I sag, shoulders shrieking, heart shattering. “Can you check my missed calls? Please, I just need to know—”

“Come on, Opal, time to go.” Mayhew hooks two hands under my armpits.

The receptionist is scrolling, acrylic nails tapping on my screen. “Just Heath, again and again.” She clucks her tongue. “He’s got it bad,hon.”

“Can you check my texts? You know how kids hate to call—”

The receptionist is flicking over to my texts and Mayhew is giving himself a hernia trying to lift me when the glass doors bang open.

It’s Bev. Reeking of smoke, glaring through smeared ash like an avenging angel with a buzz cut. Charlotte trails anxiously behind her, offering a pained smile to the receptionist.

Bev stops halfway across the hall and crosses her arms. She rakes her gaze across us with scathing deliberation, and if I had room to feel another ounce of emotion, I would be terrified.

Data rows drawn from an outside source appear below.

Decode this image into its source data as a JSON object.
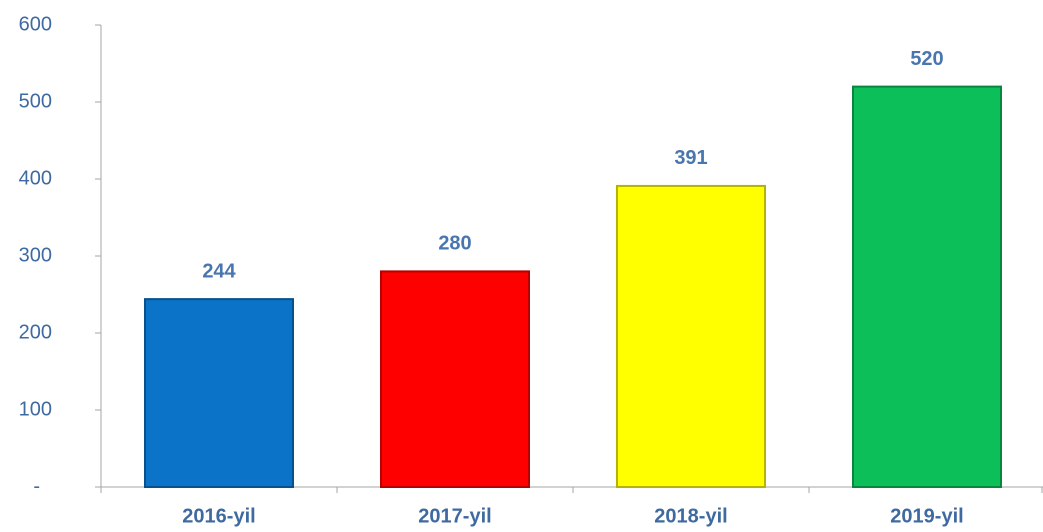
{
  "chart_data": {
    "type": "bar",
    "categories": [
      "2016-yil",
      "2017-yil",
      "2018-yil",
      "2019-yil"
    ],
    "values": [
      244,
      280,
      391,
      520
    ],
    "colors": [
      "#0b73c8",
      "#ff0000",
      "#ffff00",
      "#0dbf58"
    ],
    "ylim": [
      0,
      600
    ],
    "yticks": [
      {
        "value": 0,
        "label": "-"
      },
      100,
      200,
      300,
      400,
      500,
      600
    ],
    "grid": false
  }
}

That motel was her life and livelihood, her home,gone because I decided to punch the wrong person in the teeth. I wonder if Constable Mayhew can get me behind bars before she murders me in cold blood.

Bev asks, slowly, “Would somebody like to explain to me just what the hell is going on here?”

The constable drops me and puffs out the concavity of his chest. “Ma’am, I’m going to ask you to leave the premises. I’m investigating a crime.”

“Well whoop-de-do, Constable. I’m investigating why you handcuffed one of my guests rather than handing her over to the EMTs.”

I meet Charlotte’s eyes behind Bev’s back and manage a single, strangled word. “Jasper?”